O documento da proposta de lei cita a Norma Técnica do Aborto em casos de Violência, lançada pelo Ministério da Saúde em 2005 e modificada em 2012, que classifica o abortamento como “a interrupção da gravidez até a 20ª ou 22ª semana de gestação, e com produto da concepção pesando menos que 500g. Aborto é o produto da concepção eliminado pelo abortamento”.
Esse trecho tem sido divulgado fora de contexto. O próprio texto do PL reconhece que, na legislação, não há limite máximo de idade gestacional para a realização do aborto. Por isso, a classe médica adotou o termo "aborto legal", que se refere aos casos previstos na lei, e não "abortamento".

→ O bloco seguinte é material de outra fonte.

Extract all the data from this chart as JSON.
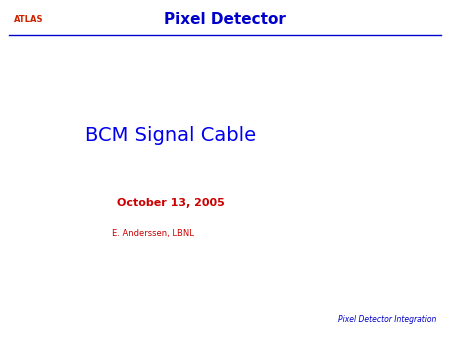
{
  "background_color": "#ffffff",
  "header_title": "Pixel Detector",
  "header_title_color": "#0000cc",
  "header_title_fontsize": 11,
  "atlas_label": "ATLAS",
  "atlas_label_color": "#cc2200",
  "atlas_label_fontsize": 6,
  "line_color": "#0000cc",
  "main_title": "BCM Signal Cable",
  "main_title_color": "#0000ee",
  "main_title_fontsize": 14,
  "date_text": "October 13, 2005",
  "date_color": "#cc0000",
  "date_fontsize": 8,
  "author_text": "E. Anderssen, LBNL",
  "author_color": "#cc0000",
  "author_fontsize": 6,
  "footer_text": "Pixel Detector Integration",
  "footer_color": "#0000cc",
  "footer_fontsize": 5.5
}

“Embora as Normas Técnicas do Ministério da Saúde estabeleçam que, nos casos de gravidez decorrente de estupro, o aborto somente deva ser realizado até a vigésima semana, tem sido divulgado nestes anos pós-pandemia que tais normas devem ser interpretadas de acordo com as leis e que, neste sentido, como o Código Penal não estabelece limites máximos de idade gestacional para a realização da interrupção da gestação, o aborto poderia ser praticado em qualquer idade gestacional, mesmo quando o nascituro já seja viável”, diz o texto do projeto, que defende estabelecer um prazo por conta da viabilidade do feto.
A Organização Mundial da Saúde (OMS) publicou, em 2022, novas diretrizes sobre o aborto, desaconselhando leis e outras regulamentações que proíbam a prática com base em limites da idade gestacional. O documento traz uma série de recomendações sobre o procedimento. Ou seja, também é falso o argumento de que a OMS recomenda que seja estabelecido o prazo de 22 semanas.